Well, yeah. If you set your price at $100, and then only after the campaign closes calculate that your BOM cost is $129, and your overall COGS is $179 (!), it's a bit odd to blame Kickstarter...

Not to mention, it's all well and good wanting to keep your manufacturing in the US (and there's obviously cost, efficiency and hassle benefits in many cases), but if you're making $90000 worth of product it's not going to be cheaper...

This was just a red herring on his part; I mean his BOM was $125 so even if he would've gone to China, his COGS would still be $130-140 instead of $179.

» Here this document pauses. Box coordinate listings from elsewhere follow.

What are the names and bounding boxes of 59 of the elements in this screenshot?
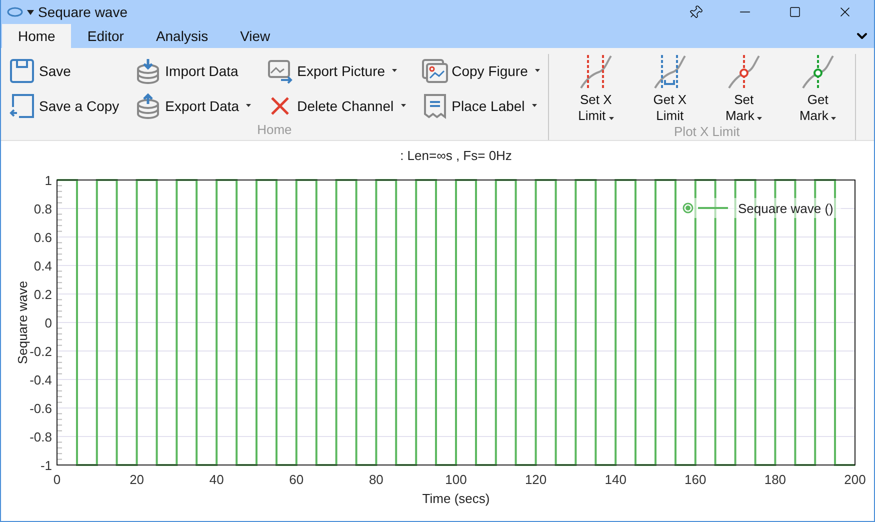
y-tick-label: -1 <box>40 458 52 473</box>
y-tick-label: 0 <box>44 316 52 330</box>
y-tick-label: -0.8 <box>30 430 52 444</box>
x-tick-label: 160 <box>684 472 706 487</box>
ribbon-button[interactable]: Save <box>7 54 122 87</box>
ribbon-button[interactable]: Save a Copy <box>7 89 122 122</box>
y-tick-label: -0.6 <box>30 401 52 416</box>
y-tick-label: 1 <box>44 173 52 188</box>
ribbon-button[interactable]: Export Picture <box>265 54 408 87</box>
caret-icon[interactable] <box>27 10 34 14</box>
x-tick-label: 200 <box>844 472 866 487</box>
ribbon-tab[interactable]: View <box>224 24 286 48</box>
group-label: Plot X Limit <box>674 124 740 139</box>
ribbon-tab[interactable]: Editor <box>71 24 140 48</box>
ribbon-tab[interactable]: Home <box>2 24 72 48</box>
ribbon-button[interactable]: Set Mark <box>712 54 775 124</box>
label-icon <box>422 92 448 118</box>
marker-icon <box>726 54 761 90</box>
group-label: Home <box>257 122 292 137</box>
database-icon <box>135 92 162 118</box>
y-axis-label: Sequare wave <box>15 280 30 364</box>
ribbon-tab[interactable]: Analysis <box>140 24 224 48</box>
app-logo-icon <box>7 7 23 17</box>
image-icon <box>422 58 448 84</box>
x-tick-label: 20 <box>130 472 144 487</box>
x-tick-label: 40 <box>209 472 224 487</box>
y-tick-label: -0.2 <box>30 344 52 359</box>
ribbon-button[interactable]: Set X Limit <box>564 54 627 124</box>
y-tick-label: -0.4 <box>30 372 52 388</box>
ribbon-button[interactable]: Place Label <box>420 89 542 122</box>
x-tick-label: 0 <box>53 472 61 487</box>
x-tick-label: 60 <box>289 472 304 487</box>
x-tick-label: 100 <box>445 472 467 487</box>
maximize-icon[interactable] <box>789 6 801 18</box>
image-icon <box>267 58 294 84</box>
window-title: Sequare wave <box>38 4 128 20</box>
x-limit-icon <box>652 54 687 90</box>
legend-label: Sequare wave () <box>738 201 834 216</box>
x-axis-label: Time (secs) <box>422 491 490 506</box>
y-tick-label: 0.4 <box>34 258 52 274</box>
x-tick-label: 140 <box>604 472 626 487</box>
ribbon-button[interactable]: Delete Channel <box>265 89 408 122</box>
ribbon-button[interactable]: Get X Limit <box>638 54 701 124</box>
legend-marker-icon <box>682 202 728 214</box>
x-tick-label: 80 <box>368 472 384 487</box>
y-tick-label: 0.8 <box>34 202 52 216</box>
marker-icon <box>800 54 835 90</box>
ribbon-button[interactable]: Export Data <box>133 89 254 122</box>
ribbon-button[interactable]: Get Mark <box>786 54 849 124</box>
database-icon <box>135 58 162 84</box>
x-tick-label: 180 <box>764 472 786 487</box>
y-tick-label: 0.2 <box>34 287 52 302</box>
x-limit-icon <box>578 54 613 90</box>
ribbon-button[interactable]: Import Data <box>133 54 254 87</box>
floppy-disk-icon <box>9 92 35 118</box>
ribbon-button[interactable]: Copy Figure <box>420 54 542 87</box>
x-tick-label: 120 <box>524 472 547 487</box>
y-tick-label: 0.6 <box>34 230 52 245</box>
chart-title: : Len=∞s , Fs= 0Hz <box>400 148 512 163</box>
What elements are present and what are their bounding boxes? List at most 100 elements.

Nothing wrong with subsidizing goods if that was part of the business plan all along, but it kinda stinks if you couldnt do basic math and than turn around to blame the platform and in effect the backers for the supposed "losses".

Well, that kind of depends on how the BOM was calculated... If it was based on for example Digikey quotes then a lot of savings would be possible (but at the expense of a lot of time investment, and that might not have been practical for them). Of course if one just goes naively to a regular CM then the quote coming back will be within 10% of Digikey prices too, and they'll pocket the difference.

It also depends on the makeup of the BOM, connectors & passives can be a lot cheaper in China, as are commonly used chips. But then looking at the schematic the Zynq-Z7010 alone eats up almost half the BOM cost and that one won't come much cheaper in China either so they really didn't have much hope.